Elsie, in fact, lived in unnecessary dread of the fact that their nibs might find out about it, and give her the sack. Even the old cook had always been a little scornful about it. That this new cook was so obviously different caught her off guard. She felt her stomach tremble in the way that it always did when she felt herself getting mushy, and she sniffed. Loudly.
‘All right.
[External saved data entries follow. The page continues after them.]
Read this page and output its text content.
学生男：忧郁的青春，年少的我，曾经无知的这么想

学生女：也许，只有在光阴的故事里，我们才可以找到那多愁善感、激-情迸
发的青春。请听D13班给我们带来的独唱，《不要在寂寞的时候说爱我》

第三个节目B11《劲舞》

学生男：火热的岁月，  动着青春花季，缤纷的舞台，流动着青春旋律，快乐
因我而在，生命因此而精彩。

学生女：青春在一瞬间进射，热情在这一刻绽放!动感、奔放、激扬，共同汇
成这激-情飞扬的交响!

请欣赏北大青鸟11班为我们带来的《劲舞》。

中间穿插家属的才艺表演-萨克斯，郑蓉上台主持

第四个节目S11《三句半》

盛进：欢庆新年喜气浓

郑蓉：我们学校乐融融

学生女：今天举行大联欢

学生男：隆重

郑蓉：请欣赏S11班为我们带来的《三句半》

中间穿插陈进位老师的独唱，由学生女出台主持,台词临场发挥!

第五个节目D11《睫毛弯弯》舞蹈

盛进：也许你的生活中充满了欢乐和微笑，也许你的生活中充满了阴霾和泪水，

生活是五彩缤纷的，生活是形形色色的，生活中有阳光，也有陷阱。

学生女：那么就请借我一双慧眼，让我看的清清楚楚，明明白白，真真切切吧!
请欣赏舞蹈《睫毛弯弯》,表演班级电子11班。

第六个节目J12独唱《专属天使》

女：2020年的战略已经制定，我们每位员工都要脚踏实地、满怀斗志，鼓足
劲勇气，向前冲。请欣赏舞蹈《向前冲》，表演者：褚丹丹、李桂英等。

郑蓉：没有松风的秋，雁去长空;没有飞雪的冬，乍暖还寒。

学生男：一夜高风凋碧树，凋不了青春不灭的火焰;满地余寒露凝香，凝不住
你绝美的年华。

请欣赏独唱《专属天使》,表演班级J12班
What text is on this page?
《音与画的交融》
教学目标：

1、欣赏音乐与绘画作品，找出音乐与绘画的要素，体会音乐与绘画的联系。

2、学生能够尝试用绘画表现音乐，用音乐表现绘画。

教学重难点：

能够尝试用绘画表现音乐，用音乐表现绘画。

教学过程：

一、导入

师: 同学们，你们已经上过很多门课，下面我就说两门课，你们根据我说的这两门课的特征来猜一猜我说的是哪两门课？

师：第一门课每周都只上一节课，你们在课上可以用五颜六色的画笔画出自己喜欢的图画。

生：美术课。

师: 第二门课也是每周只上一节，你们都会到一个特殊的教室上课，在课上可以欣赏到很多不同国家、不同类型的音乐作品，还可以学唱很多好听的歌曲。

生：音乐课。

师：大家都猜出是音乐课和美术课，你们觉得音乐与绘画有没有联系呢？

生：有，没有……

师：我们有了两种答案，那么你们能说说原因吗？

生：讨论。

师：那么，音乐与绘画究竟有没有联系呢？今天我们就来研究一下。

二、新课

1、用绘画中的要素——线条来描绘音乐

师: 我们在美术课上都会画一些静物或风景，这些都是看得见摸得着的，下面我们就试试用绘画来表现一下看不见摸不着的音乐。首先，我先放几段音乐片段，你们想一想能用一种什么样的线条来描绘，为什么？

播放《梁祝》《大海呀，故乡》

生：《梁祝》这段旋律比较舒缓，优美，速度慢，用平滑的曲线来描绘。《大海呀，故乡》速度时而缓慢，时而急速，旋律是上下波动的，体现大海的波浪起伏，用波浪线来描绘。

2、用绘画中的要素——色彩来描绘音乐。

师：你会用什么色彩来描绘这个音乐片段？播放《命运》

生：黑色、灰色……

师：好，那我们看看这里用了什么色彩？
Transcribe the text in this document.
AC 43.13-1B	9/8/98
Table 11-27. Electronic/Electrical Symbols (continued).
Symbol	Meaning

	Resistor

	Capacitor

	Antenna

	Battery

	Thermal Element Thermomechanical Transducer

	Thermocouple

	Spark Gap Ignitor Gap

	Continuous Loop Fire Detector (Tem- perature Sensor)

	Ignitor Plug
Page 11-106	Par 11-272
Wouldn’t say no,’ she agreed, more harshly than she’d meant. It came out sounding deeply ungrateful. Jenny, however, didn’t seem to notice. She returned with the frying pan and heaped out some kidneys onto Elsie’s plate.
Elsie began to eat with evident pleasure.
But at the back of her eyes lurked a look of fear that pained Jenny for the rest of the day.
Malcolm Powell-Brooks hesitated at the door to the breakfast-room. His palms felt just slightly damp. Then he knocked briskly, and tensed. He hated dealing directly with Lady Vee. She was just so damned formidable.
Her ladyship boomed at him to come in, and he obeyed, noting with relief that they had finished eating. Roberta glanced up and began to glow at the unexpected treat of seeing him so soon.
Lord Avonsleigh glanced at his granddaughter’s shining eyes, and felt his lips twitch.
‘Er, good morning, my lord, my lady,’ he turned to each in turn, glanced at Roberta, wasn’t quite sure what to say to her, and turned back to his lordship. He cleared his throat, opened his mouth, and wondered where to begin.